Bitcoin’s block size caps at 1 MB, so each block in the Bitcoin blockchain can only hold just under 1 MB of transaction data (some space is reserved for block data). SegWit helps this restriction somewhat by creating some virtual space, but not enough to eliminate block size limitations entirely. During a busy period, not all transactions from the mempool can make it into the next block. To incentivize miners to include your transaction in the blockchain, the fee you decide upon should be on par with those set by other transactors, or even outcompete them by offering a higher fee.
The link between fees and delays
For certain transactors, knowing that their transaction will be processed at a certain point in the future is not enough. Instead, they want their transaction to be included in the very next block. This means that their transaction will be processed without delay. The only way to be sure that a transaction will be included in the next block is to set a fee that is higher than those set for other transactions in the mempool.
By contrast, it might be enough for a transactor who is in no rush to know that their transaction will eventually be processed. It does not necessarily have to be added to the next block. Instead, it can be included in two-blocks’ time or more. Sometimes, dozens or even hundreds of blocks will pass before a transaction is finally added to the blockchain. In theory, certain transactions could get stuck in the mempool indefinitely. Nevertheless, they are most often discarded when they have been queued for too long. This normally occurs after a transaction has been in the mempool for about two weeks.

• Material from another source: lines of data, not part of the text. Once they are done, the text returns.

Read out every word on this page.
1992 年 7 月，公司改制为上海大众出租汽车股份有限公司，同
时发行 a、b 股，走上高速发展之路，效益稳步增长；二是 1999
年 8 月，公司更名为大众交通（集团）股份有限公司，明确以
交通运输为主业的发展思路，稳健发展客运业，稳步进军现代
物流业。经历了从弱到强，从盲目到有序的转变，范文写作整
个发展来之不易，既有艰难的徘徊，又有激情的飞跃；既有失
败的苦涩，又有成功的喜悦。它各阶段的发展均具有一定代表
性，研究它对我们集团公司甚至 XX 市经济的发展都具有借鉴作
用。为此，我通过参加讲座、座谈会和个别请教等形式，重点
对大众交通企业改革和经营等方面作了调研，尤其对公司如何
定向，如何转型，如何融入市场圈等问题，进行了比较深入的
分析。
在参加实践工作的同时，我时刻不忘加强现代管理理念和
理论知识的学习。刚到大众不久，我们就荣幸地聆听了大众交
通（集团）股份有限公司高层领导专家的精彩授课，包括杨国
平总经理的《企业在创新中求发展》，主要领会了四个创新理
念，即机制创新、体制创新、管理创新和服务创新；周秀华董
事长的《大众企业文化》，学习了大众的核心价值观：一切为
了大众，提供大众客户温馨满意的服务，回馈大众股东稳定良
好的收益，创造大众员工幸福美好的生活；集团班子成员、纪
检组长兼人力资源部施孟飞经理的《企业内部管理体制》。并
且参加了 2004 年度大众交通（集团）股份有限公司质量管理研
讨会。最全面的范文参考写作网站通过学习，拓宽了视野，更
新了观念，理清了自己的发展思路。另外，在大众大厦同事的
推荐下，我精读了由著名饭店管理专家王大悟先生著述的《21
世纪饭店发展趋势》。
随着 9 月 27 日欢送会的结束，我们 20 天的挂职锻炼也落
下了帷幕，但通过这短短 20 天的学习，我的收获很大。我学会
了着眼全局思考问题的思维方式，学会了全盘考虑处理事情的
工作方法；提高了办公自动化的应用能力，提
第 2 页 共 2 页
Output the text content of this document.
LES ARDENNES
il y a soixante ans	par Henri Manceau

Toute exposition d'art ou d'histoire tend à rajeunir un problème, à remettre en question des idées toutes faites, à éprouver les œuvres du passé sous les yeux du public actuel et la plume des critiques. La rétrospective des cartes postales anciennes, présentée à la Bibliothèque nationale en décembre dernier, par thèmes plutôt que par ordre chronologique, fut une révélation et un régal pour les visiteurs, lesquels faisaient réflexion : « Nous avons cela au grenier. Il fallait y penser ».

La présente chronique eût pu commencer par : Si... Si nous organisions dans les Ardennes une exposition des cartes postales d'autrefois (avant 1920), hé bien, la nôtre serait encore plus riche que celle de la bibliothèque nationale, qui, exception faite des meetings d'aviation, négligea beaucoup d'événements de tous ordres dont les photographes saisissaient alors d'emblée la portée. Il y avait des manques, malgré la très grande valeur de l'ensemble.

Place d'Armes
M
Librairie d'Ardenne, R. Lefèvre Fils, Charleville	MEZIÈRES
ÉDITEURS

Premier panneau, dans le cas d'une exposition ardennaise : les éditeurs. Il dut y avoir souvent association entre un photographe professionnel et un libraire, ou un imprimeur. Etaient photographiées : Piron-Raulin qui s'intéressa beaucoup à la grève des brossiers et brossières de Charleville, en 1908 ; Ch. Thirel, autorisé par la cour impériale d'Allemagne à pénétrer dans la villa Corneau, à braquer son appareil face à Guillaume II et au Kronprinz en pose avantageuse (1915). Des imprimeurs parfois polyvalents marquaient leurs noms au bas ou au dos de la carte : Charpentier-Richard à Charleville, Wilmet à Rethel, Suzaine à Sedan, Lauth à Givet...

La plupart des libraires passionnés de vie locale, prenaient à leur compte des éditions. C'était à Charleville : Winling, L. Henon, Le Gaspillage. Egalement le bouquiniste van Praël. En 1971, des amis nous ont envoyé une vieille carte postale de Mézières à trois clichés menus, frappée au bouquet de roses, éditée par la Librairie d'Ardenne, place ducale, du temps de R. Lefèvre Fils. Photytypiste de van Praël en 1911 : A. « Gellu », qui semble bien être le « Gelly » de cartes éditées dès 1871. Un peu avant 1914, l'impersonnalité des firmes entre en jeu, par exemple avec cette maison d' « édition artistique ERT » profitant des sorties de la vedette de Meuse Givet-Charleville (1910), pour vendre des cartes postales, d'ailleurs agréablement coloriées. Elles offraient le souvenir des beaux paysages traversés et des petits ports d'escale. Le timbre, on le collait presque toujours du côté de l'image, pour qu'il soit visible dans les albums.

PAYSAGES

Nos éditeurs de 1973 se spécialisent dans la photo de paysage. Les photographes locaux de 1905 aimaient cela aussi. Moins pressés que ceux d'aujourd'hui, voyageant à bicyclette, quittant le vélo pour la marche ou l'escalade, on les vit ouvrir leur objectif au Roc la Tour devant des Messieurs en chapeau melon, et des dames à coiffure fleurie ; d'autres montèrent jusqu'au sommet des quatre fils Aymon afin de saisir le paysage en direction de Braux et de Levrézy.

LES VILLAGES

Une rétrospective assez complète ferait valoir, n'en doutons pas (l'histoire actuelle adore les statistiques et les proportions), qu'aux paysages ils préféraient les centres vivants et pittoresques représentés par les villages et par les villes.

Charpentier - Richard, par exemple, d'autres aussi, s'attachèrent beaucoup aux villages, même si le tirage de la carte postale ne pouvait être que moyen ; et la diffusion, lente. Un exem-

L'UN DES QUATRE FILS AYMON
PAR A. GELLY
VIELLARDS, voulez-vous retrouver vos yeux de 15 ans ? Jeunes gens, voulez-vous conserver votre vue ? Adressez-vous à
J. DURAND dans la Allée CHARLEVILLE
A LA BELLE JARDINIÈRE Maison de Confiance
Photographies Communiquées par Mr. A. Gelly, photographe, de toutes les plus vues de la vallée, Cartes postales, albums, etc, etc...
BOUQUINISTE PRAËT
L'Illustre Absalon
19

The optimal fee values for BTC transactions
Nevertheless, this does not mean that a transactor must set the fee sky high for their transaction to eventually be added to the blockchain. In fact, fees can be set fairly low and the associated transactions will still make it through. If you do not know how high (or low) to set your fee, you can use websites like this one to find out what the current most frequent transaction fee values are.
As of writing this article, the cheapest and fastest transaction fee amounts to 6–12 satoshis per byte. Unless it is really urgent that a transaction be processed without delay, paying anything more than this, at the moment, is unnecessary and would be a waste of BTC. With the median transaction size at 225 bytes, the transaction fee, as of this article’s writing, adds up to a median of 1,350–2,700 satoshis per transaction.
When translated into USD, these fees only represent several USD cents per transaction. This means that, for the average trader, transacting in BTC is not as expensive as one might think (high-frequency trading is another matter).